When asked by IndieWire at the Marrakech Film Festival whether there’ll be a forthcoming project that will see him work with Depp again, Burton replied: “Well, I’m sure there will be.
“I never feel like, ‘Oh, I’m going to use this and that actor,’” the director explained. “It usually has to be based on the project I’m working on.”
“That’s what film is all about,” Burton added of his casting process. “It’s collaboration and bouncing ideas off the people around you.”
Most recently, Burton released a sequel to his 1988 comedy horror Beetlejuice, starring Jenna Ortega, Winona Ryder and Michael Keaton titled Beetlejuice Beetlejuice.
The film marked the second time Burton had directed a sequel to one of his films, following the second Batman instalment Batman Returns in 1992, also starring Keaton.
However, in a Q&A at the film festival in Marrakech, Burton made clear he would never make a sequel to his first film with Depp, Edward Scissorhands, per IndieWire.
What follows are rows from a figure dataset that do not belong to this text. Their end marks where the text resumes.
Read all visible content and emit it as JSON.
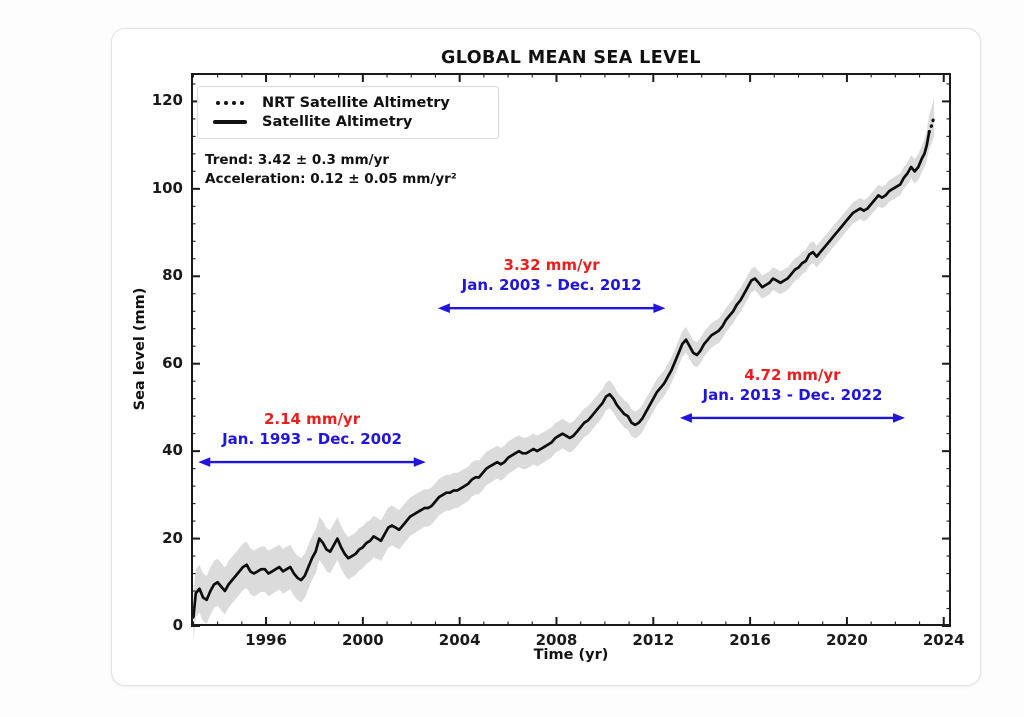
{
  "chart_data": {
    "type": "line",
    "title": "GLOBAL MEAN SEA LEVEL",
    "xlabel": "Time (yr)",
    "ylabel": "Sea level (mm)",
    "x_range": [
      1992.9,
      2024.3
    ],
    "y_range": [
      0,
      126.5
    ],
    "x_major_ticks": [
      1996,
      2000,
      2004,
      2008,
      2012,
      2016,
      2020,
      2024
    ],
    "x_minor_step": 1,
    "y_major_ticks": [
      0,
      20,
      40,
      60,
      80,
      100,
      120
    ],
    "y_minor_step": 4,
    "grid": "off",
    "legend_position": "upper-left",
    "legend": [
      {
        "label": "NRT Satellite Altimetry",
        "style": "dotted"
      },
      {
        "label": "Satellite Altimetry",
        "style": "solid"
      }
    ],
    "stats": {
      "trend": "Trend: 3.42 ± 0.3 mm/yr",
      "acceleration": "Acceleration: 0.12 ± 0.05 mm/yr²"
    },
    "annotations": [
      {
        "rate": "2.14 mm/yr",
        "range": "Jan. 1993 - Dec. 2002",
        "span_years": [
          1993.2,
          2002.6
        ],
        "arrow_mm": 37.5
      },
      {
        "rate": "3.32 mm/yr",
        "range": "Jan. 2003 - Dec. 2012",
        "span_years": [
          2003.1,
          2012.5
        ],
        "arrow_mm": 72.7
      },
      {
        "rate": "4.72 mm/yr",
        "range": "Jan. 2013 - Dec. 2022",
        "span_years": [
          2013.1,
          2022.4
        ],
        "arrow_mm": 47.6
      }
    ],
    "colors": {
      "line": "#0d0d0d",
      "band": "#d2d2d2",
      "rate_text": "#ec1d1d",
      "range_text": "#2015dd",
      "axis": "#1a1a1a"
    },
    "series": {
      "satellite_altimetry": [
        [
          1993.0,
          2
        ],
        [
          1993.1,
          7.5
        ],
        [
          1993.25,
          8.5
        ],
        [
          1993.4,
          6.5
        ],
        [
          1993.55,
          6
        ],
        [
          1993.7,
          8
        ],
        [
          1993.85,
          9.5
        ],
        [
          1994.0,
          10
        ],
        [
          1994.15,
          9
        ],
        [
          1994.3,
          8
        ],
        [
          1994.45,
          9.5
        ],
        [
          1994.6,
          10.5
        ],
        [
          1994.75,
          11.5
        ],
        [
          1994.9,
          12.5
        ],
        [
          1995.05,
          13.5
        ],
        [
          1995.2,
          14
        ],
        [
          1995.35,
          12.5
        ],
        [
          1995.5,
          12
        ],
        [
          1995.65,
          12.5
        ],
        [
          1995.8,
          13
        ],
        [
          1995.95,
          13
        ],
        [
          1996.1,
          12
        ],
        [
          1996.25,
          12.5
        ],
        [
          1996.4,
          13
        ],
        [
          1996.55,
          13.5
        ],
        [
          1996.7,
          12.5
        ],
        [
          1996.85,
          13
        ],
        [
          1997.0,
          13.5
        ],
        [
          1997.15,
          12
        ],
        [
          1997.3,
          11
        ],
        [
          1997.45,
          10.5
        ],
        [
          1997.6,
          11.5
        ],
        [
          1997.75,
          13.5
        ],
        [
          1997.9,
          15.5
        ],
        [
          1998.05,
          17
        ],
        [
          1998.2,
          20
        ],
        [
          1998.35,
          19
        ],
        [
          1998.5,
          17.5
        ],
        [
          1998.65,
          17
        ],
        [
          1998.8,
          18.5
        ],
        [
          1998.95,
          20
        ],
        [
          1999.1,
          18
        ],
        [
          1999.25,
          16.5
        ],
        [
          1999.4,
          15.5
        ],
        [
          1999.55,
          16
        ],
        [
          1999.7,
          16.5
        ],
        [
          1999.85,
          17.5
        ],
        [
          2000.0,
          18
        ],
        [
          2000.15,
          19
        ],
        [
          2000.3,
          19.5
        ],
        [
          2000.45,
          20.5
        ],
        [
          2000.6,
          20
        ],
        [
          2000.75,
          19.5
        ],
        [
          2000.9,
          21
        ],
        [
          2001.05,
          22.5
        ],
        [
          2001.2,
          23
        ],
        [
          2001.35,
          22.5
        ],
        [
          2001.5,
          22
        ],
        [
          2001.65,
          23
        ],
        [
          2001.8,
          24
        ],
        [
          2001.95,
          25
        ],
        [
          2002.1,
          25.5
        ],
        [
          2002.25,
          26
        ],
        [
          2002.4,
          26.5
        ],
        [
          2002.55,
          27
        ],
        [
          2002.7,
          27
        ],
        [
          2002.85,
          27.5
        ],
        [
          2003.0,
          28.5
        ],
        [
          2003.15,
          29.5
        ],
        [
          2003.3,
          30
        ],
        [
          2003.45,
          30.5
        ],
        [
          2003.6,
          30.5
        ],
        [
          2003.75,
          31
        ],
        [
          2003.9,
          31
        ],
        [
          2004.05,
          31.5
        ],
        [
          2004.2,
          32
        ],
        [
          2004.35,
          32.5
        ],
        [
          2004.5,
          33.5
        ],
        [
          2004.65,
          34
        ],
        [
          2004.8,
          34
        ],
        [
          2004.95,
          35
        ],
        [
          2005.1,
          36
        ],
        [
          2005.25,
          36.5
        ],
        [
          2005.4,
          37
        ],
        [
          2005.55,
          37.5
        ],
        [
          2005.7,
          37
        ],
        [
          2005.85,
          37.5
        ],
        [
          2006.0,
          38.5
        ],
        [
          2006.15,
          39
        ],
        [
          2006.3,
          39.5
        ],
        [
          2006.45,
          40
        ],
        [
          2006.6,
          39.5
        ],
        [
          2006.75,
          39.5
        ],
        [
          2006.9,
          40
        ],
        [
          2007.05,
          40.5
        ],
        [
          2007.2,
          40
        ],
        [
          2007.35,
          40.5
        ],
        [
          2007.5,
          41
        ],
        [
          2007.65,
          41.5
        ],
        [
          2007.8,
          42
        ],
        [
          2007.95,
          43
        ],
        [
          2008.1,
          43.5
        ],
        [
          2008.25,
          44
        ],
        [
          2008.4,
          43.5
        ],
        [
          2008.55,
          43
        ],
        [
          2008.7,
          43.5
        ],
        [
          2008.85,
          44.5
        ],
        [
          2009.0,
          45.5
        ],
        [
          2009.15,
          46.5
        ],
        [
          2009.3,
          47
        ],
        [
          2009.45,
          48
        ],
        [
          2009.6,
          49
        ],
        [
          2009.75,
          50
        ],
        [
          2009.9,
          51
        ],
        [
          2010.05,
          52.5
        ],
        [
          2010.2,
          53
        ],
        [
          2010.35,
          52
        ],
        [
          2010.5,
          50.5
        ],
        [
          2010.65,
          49.5
        ],
        [
          2010.8,
          48.5
        ],
        [
          2010.95,
          48
        ],
        [
          2011.1,
          46.5
        ],
        [
          2011.25,
          46
        ],
        [
          2011.4,
          46.5
        ],
        [
          2011.55,
          47.5
        ],
        [
          2011.7,
          49
        ],
        [
          2011.85,
          50.5
        ],
        [
          2012.0,
          52
        ],
        [
          2012.15,
          53.5
        ],
        [
          2012.3,
          54.5
        ],
        [
          2012.45,
          55.5
        ],
        [
          2012.6,
          57
        ],
        [
          2012.75,
          58.5
        ],
        [
          2012.9,
          60.5
        ],
        [
          2013.05,
          62.5
        ],
        [
          2013.2,
          64.5
        ],
        [
          2013.35,
          65.5
        ],
        [
          2013.5,
          64
        ],
        [
          2013.65,
          62.5
        ],
        [
          2013.8,
          62
        ],
        [
          2013.95,
          63
        ],
        [
          2014.1,
          64.5
        ],
        [
          2014.25,
          65.5
        ],
        [
          2014.4,
          66.5
        ],
        [
          2014.55,
          67
        ],
        [
          2014.7,
          67.5
        ],
        [
          2014.85,
          68.5
        ],
        [
          2015.0,
          70
        ],
        [
          2015.15,
          71
        ],
        [
          2015.3,
          72
        ],
        [
          2015.45,
          73.5
        ],
        [
          2015.6,
          74.5
        ],
        [
          2015.75,
          76
        ],
        [
          2015.9,
          77.5
        ],
        [
          2016.05,
          79
        ],
        [
          2016.2,
          79.5
        ],
        [
          2016.35,
          78.5
        ],
        [
          2016.5,
          77.5
        ],
        [
          2016.65,
          78
        ],
        [
          2016.8,
          78.5
        ],
        [
          2016.95,
          79.5
        ],
        [
          2017.1,
          79
        ],
        [
          2017.25,
          78.5
        ],
        [
          2017.4,
          79
        ],
        [
          2017.55,
          79.5
        ],
        [
          2017.7,
          80.5
        ],
        [
          2017.85,
          81.5
        ],
        [
          2018.0,
          82
        ],
        [
          2018.15,
          83
        ],
        [
          2018.3,
          83.5
        ],
        [
          2018.45,
          85
        ],
        [
          2018.6,
          85.5
        ],
        [
          2018.75,
          84.5
        ],
        [
          2018.9,
          85.5
        ],
        [
          2019.05,
          86.5
        ],
        [
          2019.2,
          87.5
        ],
        [
          2019.35,
          88.5
        ],
        [
          2019.5,
          89.5
        ],
        [
          2019.65,
          90.5
        ],
        [
          2019.8,
          91.5
        ],
        [
          2019.95,
          92.5
        ],
        [
          2020.1,
          93.5
        ],
        [
          2020.25,
          94.5
        ],
        [
          2020.4,
          95
        ],
        [
          2020.55,
          95.5
        ],
        [
          2020.7,
          95
        ],
        [
          2020.85,
          95.5
        ],
        [
          2021.0,
          96.5
        ],
        [
          2021.15,
          97.5
        ],
        [
          2021.3,
          98.5
        ],
        [
          2021.45,
          98
        ],
        [
          2021.6,
          98.5
        ],
        [
          2021.75,
          99.5
        ],
        [
          2021.9,
          100
        ],
        [
          2022.05,
          100.5
        ],
        [
          2022.2,
          101
        ],
        [
          2022.35,
          102.5
        ],
        [
          2022.5,
          103.5
        ],
        [
          2022.65,
          105
        ],
        [
          2022.8,
          104
        ],
        [
          2022.95,
          105
        ],
        [
          2023.1,
          107
        ],
        [
          2023.2,
          108
        ],
        [
          2023.3,
          110
        ],
        [
          2023.4,
          113
        ]
      ],
      "nrt_satellite_altimetry": [
        [
          2023.4,
          113
        ],
        [
          2023.5,
          114.5
        ],
        [
          2023.6,
          116.5
        ]
      ]
    },
    "uncertainty_halfwidth_mm": [
      [
        1993,
        5.5
      ],
      [
        1996,
        5.2
      ],
      [
        2000,
        4.8
      ],
      [
        2004,
        4.0
      ],
      [
        2008,
        3.4
      ],
      [
        2012,
        3.0
      ],
      [
        2016,
        2.7
      ],
      [
        2020,
        2.4
      ],
      [
        2022.5,
        2.5
      ],
      [
        2023.2,
        3.2
      ],
      [
        2023.6,
        4.5
      ]
    ]
  }
}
He also revealed he would never make a sequel to his 1993 stop-motion film The Nightmare Before Christmas, which also stars Depp as Jack Skellington – the Pumpkin King of Halloween Town.
“There are certain films I don’t want to make a sequel to. I didn’t want to make a sequel to that because it felt like a one-off thing,” he explained.
“I didn’t want to have a sequel for ‘The Nightmare Before Christmas because it also felt like a one-off thing. Certain things are best left on their own and that for me is one of them.”
It comes shortly after Burton said he also had no creative interest in directing another superhero film, despite the success of both of his Batman movies.
Both Batman and its sequel Batman Returns were huge box office hits, earning more than $600m (£462m) combined at the worldwide box office upon release in 1989 and 1992 respectively.
“It felt new at the time,” he told the BBC last month of the genre.
“There was pressure because it was a big movie and it was a different interpretation of comic books. So that was a pressure, but it wasn’t the pressure that you would experience now.”